The widespread use of short videos in the digital age highlights the important need for privacy protection in video content. In dynamic and real-time scenarios, such as video streaming or live image transmission, RDH technology needs to achieve efficient real-time data hiding as well as processing capabilities. Future research will aim to develop RDH algorithms that are suitable for real-time image data streams. These algorithms will support efficient real-time data embedding, data extraction, and data recovery. This will help meet the demands of real-time applications like video surveillance and live broadcasting. In addition, the introduction of Artificial Intelligence (AI) and machine learning technologies will create new opportunities for the development of RDH technology. At present, the accuracy of the DCT coefficient prediction strategy in JPEG-based reversible data hiding algorithms, which are based on prediction errors and location selection, still has a lot of room for improvement. By using deep learning algorithms, future research can explore more intelligent methods for data embedding and extraction. It can also automate the optimization of parameters and adjustments to the algorithms. This will help to improve the intelligence and adaptability of the technology. Furthermore, as cross-domain data exchange and sharing increase, future RDH technology will need to achieve effective cross-domain data hiding and protection. Research will focus on how to hide data seamlessly across different types of images and data formats. It will also aim to ensure that data remains secure and recoverable in various environments.

6. Conclusion

This paper has extensively explored the domain of reversible data hiding (RDH) techniques specifically designed for JPEG images, classifying the current methodologies into three distinct categories: modifications to the JPEG quantization table, alterations of the Huffman table, and adjustments to the Discrete Cosine Transform (DCT) coefficients. These methods primarily aim to enhance the data embedding capacity while minimizing the increase in file size, demonstrating their effectiveness in maintaining the integrity and quality of the original images. However, the application of these technologies often encounters challenges such as increased complexity, computational overhead, and compatibility issues, which are critical considerations for practical deployment.

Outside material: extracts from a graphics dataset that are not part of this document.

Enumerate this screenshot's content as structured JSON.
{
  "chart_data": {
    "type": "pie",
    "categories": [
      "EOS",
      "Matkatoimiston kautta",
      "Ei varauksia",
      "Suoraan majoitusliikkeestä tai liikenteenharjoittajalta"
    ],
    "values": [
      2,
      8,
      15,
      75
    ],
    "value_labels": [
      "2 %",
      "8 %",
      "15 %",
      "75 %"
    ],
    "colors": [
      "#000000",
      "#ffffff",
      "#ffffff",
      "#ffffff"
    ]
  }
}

Future Research Directions: Looking forward, the paper identifies several key areas for further research in RDH technology. With the rising prevalence of video content and the need for privacy protection in dynamic scenarios such as live broadcasting and video surveillance, there is a pressing need to develop RDH algorithms capable of efficient real-time data hiding and recovery. The integration of Artificial Intelligence (AI) and machine learning technologies presents a promising avenue to enhance the intelligence and adaptability of RDH methods. Future research will focus on leveraging deep learning algorithms to refine prediction error strategies and optimize algorithmic parameters for JPEG images. Additionally, as cross-domain data exchange becomes more commonplace, further studies will be essential to ensure seamless data hiding across different image and data formats, maintaining data security and recoverability in diverse environments. This will address the urgent need for RDH technologies that can operate effectively across various platforms and under different operational conditions.